Review: Once Were Brothers: Robbie Robertson and The Band (2019)

Once Were Brothers: Robbie Robertson and The Band (2019)

Directed by: Daniel Roher | 100 minutes | documentary, biography, music

A documentary about The Band with media-shy core member Robbie Robertson as the main talking head, that should pay off, right? Certainly, the guitarist of the supergroup that dissolved in 1978 is responsible for most of The Band’s songs (including ‘The Weight’), but it is telling that while watching this documentary you should take a look at the Wiki to check whether it’s all right.

Something is not right, thinks the music lover who is interested in journalism. ‘Once Were Brothers’ is not a form of historiography, it is the authorized biography of Robertson in The Band. Like grandpa looking back, Robbie reads his own memoirs; he is perhaps just too modest for explicit self-congratulation, but in any case it is extremely boring, this precise form of hagiography.

As if rock ‘n’ roll can be rewritten by the good guy. Sometimes it works for a while, when Robertson discusses the genesis of the masterpiece ‘The Weight’, for example. The first sounds on the guitar, the polyphonic choruses from the chorus, beautifully recreated by the songwriter himself, as if he carved the song out of wood and started singing the wood.

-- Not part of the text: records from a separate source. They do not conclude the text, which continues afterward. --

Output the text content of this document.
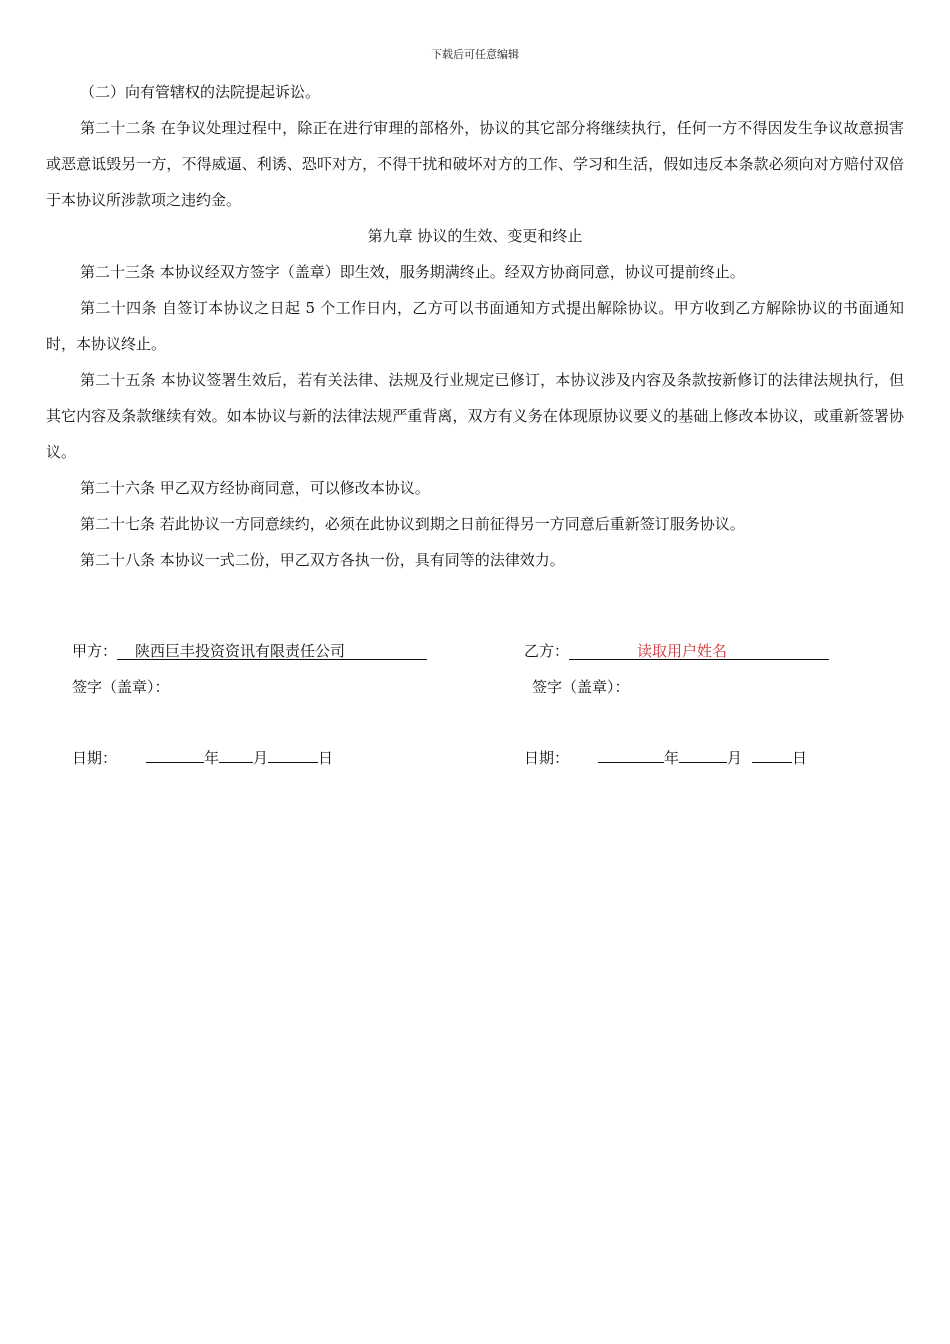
下载后可任意编辑

（二）向有管辖权的法院提起诉讼。

第二十二条 在争议处理过程中，除正在进行审理的部格外，协议的其它部分将继续执行，任何一方不得因发生争议故意损害或恶意诋毁另一方，不得威逼、利诱、恐吓对方，不得干扰和破坏对方的工作、学习和生活，假如违反本条款必须向对方赔付双倍于本协议所涉款项之违约金。

第九章 协议的生效、变更和终止

第二十三条 本协议经双方签字（盖章）即生效，服务期满终止。经双方协商同意，协议可提前终止。

第二十四条 自签订本协议之日起 5 个工作日内，乙方可以书面通知方式提出解除协议。甲方收到乙方解除协议的书面通知时，本协议终止。

第二十五条 本协议签署生效后，若有关法律、法规及行业规定已修订，本协议涉及内容及条款按新修订的法律法规执行，但其它内容及条款继续有效。如本协议与新的法律法规严重背离，双方有义务在体现原协议要义的基础上修改本协议，或重新签署协议。

第二十六条 甲乙双方经协商同意，可以修改本协议。

第二十七条 若此协议一方同意续约，必须在此协议到期之日前征得另一方同意后重新签订服务协议。

第二十八条 本协议一式二份，甲乙双方各执一份，具有同等的法律效力。

甲方： 陕西巨丰投资资讯有限责任公司	乙方：	读取用户姓名
签字（盖章）：	签字（盖章）：
日期：	年 月	日	日期：	年	月	日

A plaster on the wound for the fact that this documentary produced by Martin Scorsese has no answer. As a result, ‘Once Were Brothers’ has become a one-sided venture, Robbie Robertson’s story written by director and fellow Canadian Roher. That would have kept the band afloat, despite the drug problems of the rest of The Band.

Nota bene: in 1978 Scorsese filmed the farewell concert of The Band (‘The Last Waltz’) and at the time the singer/drummer Levon Helm, who died in 2012, accused the filmmaker of taking Robertson’s side; in the 1980s, the band reunited, without Robertson. Was it really not possible to talk to Robertson with a bigger role for others? ‘Once Were Brothers’ makes you long for a juicy story, one that will probably never come again.